Georgina Brown:
It was really happy for [my parents] at bush. Not in town. When we came here [Wiluna], we wanted to go back. Mum and Dad went halfway but [our family] still follow us and got us and bring us back into town.
The enormous changes that desert people have faced in recent decades are sometimes hard to imagine. For many desert people, history is not something they learned, but something they lived.
Georgina Brown was just six years old, clutching an armful of dingo pups, when her world was turned on its head in 1976.
Forbidden to marry under traditional law, Georgina’s parents, Naomi and Nyama, had run away from Wiluna. For years they lived and travelled in the Gibson Desert, in the region east of wells 13 to 19. It was here that they raised Georgina and her younger brother Yuddi.
In 1976 the Gibson Desert was in the grip of a terrible drought. Mudjon Freddy Freddy, a relative of Naomi and Nyama, was concerned for their safety.
He had been a guide for many expeditions led by Stan Gratte, and he enlisted the explorer’s help search for them. He and Gratte eventually found the family 100 kilometres southeast of Well 18. Gratte gave Nyama an English name: ‘Ben Canning’.
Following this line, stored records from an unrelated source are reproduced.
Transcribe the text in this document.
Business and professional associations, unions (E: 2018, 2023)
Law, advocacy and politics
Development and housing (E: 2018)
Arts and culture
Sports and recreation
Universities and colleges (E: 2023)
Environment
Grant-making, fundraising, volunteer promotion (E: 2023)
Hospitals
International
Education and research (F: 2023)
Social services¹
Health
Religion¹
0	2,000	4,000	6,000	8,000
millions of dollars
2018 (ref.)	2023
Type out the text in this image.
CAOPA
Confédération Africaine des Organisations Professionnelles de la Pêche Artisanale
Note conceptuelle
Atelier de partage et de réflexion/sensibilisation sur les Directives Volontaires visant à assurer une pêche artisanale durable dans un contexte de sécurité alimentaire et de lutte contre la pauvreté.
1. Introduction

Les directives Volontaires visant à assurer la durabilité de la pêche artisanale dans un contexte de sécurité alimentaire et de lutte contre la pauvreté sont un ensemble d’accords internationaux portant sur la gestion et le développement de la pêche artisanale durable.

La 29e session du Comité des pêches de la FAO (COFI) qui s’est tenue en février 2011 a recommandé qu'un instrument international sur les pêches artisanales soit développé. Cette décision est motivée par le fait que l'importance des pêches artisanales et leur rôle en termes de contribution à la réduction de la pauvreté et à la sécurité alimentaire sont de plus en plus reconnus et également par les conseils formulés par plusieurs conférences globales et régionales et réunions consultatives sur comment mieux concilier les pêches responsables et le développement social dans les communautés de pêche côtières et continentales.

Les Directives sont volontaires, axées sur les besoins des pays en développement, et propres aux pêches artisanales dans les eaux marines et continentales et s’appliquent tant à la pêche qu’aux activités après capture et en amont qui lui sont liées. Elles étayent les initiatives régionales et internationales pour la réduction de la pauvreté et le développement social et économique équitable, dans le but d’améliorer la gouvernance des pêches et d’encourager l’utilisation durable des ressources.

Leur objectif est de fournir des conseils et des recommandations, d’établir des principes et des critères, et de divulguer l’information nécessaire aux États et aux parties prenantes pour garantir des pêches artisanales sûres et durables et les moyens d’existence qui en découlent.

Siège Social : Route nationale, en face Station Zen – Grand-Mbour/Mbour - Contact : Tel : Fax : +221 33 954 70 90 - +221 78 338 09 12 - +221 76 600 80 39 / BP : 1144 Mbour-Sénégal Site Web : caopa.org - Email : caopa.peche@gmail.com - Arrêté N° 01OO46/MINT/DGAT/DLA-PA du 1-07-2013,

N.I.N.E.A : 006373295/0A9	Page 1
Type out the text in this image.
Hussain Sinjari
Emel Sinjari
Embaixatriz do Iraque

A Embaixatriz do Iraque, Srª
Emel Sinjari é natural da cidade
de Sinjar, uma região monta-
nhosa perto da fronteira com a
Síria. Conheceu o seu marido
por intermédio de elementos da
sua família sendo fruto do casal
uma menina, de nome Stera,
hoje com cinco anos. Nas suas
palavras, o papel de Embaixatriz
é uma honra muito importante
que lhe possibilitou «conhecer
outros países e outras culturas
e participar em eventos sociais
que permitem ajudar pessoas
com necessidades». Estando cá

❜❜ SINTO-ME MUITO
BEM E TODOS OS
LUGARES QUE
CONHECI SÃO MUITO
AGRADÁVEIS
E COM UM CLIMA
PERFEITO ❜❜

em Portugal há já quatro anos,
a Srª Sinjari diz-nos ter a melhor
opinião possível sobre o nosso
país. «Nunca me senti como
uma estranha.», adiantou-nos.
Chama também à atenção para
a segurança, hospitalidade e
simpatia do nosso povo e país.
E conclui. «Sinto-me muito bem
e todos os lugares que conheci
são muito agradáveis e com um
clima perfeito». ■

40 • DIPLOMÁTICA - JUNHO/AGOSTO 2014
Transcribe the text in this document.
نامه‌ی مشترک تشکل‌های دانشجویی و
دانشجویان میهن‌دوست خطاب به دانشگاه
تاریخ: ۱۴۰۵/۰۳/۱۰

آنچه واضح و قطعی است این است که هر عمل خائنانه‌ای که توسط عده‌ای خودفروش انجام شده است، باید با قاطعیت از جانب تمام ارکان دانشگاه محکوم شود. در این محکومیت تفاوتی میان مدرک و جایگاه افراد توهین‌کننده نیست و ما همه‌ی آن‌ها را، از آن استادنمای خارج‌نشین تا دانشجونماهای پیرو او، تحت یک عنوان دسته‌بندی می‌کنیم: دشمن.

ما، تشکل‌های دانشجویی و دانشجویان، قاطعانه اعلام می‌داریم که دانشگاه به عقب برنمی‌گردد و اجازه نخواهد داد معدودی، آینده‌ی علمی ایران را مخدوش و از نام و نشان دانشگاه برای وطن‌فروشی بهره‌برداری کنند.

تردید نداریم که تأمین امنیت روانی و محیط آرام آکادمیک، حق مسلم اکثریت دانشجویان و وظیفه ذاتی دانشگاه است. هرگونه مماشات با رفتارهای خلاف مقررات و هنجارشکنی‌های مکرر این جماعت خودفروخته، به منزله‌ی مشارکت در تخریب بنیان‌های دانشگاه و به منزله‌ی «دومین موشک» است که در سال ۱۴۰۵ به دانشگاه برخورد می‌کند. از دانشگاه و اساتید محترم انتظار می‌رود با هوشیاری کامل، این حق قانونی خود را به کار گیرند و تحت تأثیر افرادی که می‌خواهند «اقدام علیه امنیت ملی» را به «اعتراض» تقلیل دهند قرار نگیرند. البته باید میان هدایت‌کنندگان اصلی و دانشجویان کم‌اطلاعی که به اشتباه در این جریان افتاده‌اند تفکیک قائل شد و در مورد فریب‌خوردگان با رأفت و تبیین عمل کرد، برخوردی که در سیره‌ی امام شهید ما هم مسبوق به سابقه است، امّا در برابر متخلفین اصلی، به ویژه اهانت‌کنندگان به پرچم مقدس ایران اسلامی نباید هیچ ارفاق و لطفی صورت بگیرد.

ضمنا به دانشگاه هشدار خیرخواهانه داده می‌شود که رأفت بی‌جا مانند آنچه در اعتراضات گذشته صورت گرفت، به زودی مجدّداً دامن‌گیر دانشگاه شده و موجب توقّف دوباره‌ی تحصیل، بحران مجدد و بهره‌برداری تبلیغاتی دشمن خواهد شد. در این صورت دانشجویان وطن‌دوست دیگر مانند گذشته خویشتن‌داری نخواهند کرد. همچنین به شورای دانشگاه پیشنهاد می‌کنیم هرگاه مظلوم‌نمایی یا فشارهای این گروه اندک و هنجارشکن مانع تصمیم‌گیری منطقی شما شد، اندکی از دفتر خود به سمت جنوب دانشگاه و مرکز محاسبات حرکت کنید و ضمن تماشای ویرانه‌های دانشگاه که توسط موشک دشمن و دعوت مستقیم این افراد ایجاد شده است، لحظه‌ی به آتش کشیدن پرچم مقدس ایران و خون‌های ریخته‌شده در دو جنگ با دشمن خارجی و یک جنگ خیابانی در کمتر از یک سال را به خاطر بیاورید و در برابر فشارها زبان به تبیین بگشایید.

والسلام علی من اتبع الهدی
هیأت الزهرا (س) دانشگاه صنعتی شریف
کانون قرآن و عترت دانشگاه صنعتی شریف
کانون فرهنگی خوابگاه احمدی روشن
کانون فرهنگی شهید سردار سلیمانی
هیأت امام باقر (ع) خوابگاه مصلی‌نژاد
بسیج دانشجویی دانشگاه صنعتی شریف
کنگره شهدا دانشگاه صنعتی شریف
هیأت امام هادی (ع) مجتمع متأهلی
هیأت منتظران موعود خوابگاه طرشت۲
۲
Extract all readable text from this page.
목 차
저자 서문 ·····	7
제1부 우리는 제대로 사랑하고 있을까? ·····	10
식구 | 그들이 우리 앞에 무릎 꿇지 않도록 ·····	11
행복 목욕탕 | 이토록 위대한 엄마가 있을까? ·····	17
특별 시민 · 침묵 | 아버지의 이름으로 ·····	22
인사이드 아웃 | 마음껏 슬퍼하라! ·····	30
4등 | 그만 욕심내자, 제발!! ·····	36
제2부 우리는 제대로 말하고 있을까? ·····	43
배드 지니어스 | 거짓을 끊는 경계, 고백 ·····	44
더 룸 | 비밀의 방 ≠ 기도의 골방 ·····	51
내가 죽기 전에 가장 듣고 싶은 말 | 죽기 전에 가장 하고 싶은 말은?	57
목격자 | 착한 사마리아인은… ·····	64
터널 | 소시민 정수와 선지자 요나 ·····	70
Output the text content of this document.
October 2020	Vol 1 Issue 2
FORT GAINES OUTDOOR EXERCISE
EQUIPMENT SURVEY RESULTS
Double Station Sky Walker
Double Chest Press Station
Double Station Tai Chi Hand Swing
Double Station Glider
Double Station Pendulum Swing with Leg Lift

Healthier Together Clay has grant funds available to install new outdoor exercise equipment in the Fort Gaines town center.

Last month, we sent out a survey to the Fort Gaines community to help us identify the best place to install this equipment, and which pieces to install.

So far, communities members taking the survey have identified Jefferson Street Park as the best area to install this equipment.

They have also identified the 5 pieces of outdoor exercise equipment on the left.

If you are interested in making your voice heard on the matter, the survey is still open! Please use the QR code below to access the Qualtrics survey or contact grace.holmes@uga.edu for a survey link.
Georgina’s parents didn’t like town life and always longed to return to desert country, but their worried relatives prevented it. They both died in Wiluna. In 2009, Georgina returned to the country where she grew up.
Georgina Brown:
We like to go back and see that country where me and my brother born. My older sister passed away there. Me and her used to play around together. It was really happy for me and her. And I lost her, then it was sad for me, but then I had my little brother. I used to nurse him when he was a little baby. We had a lot of little dingoes to play with.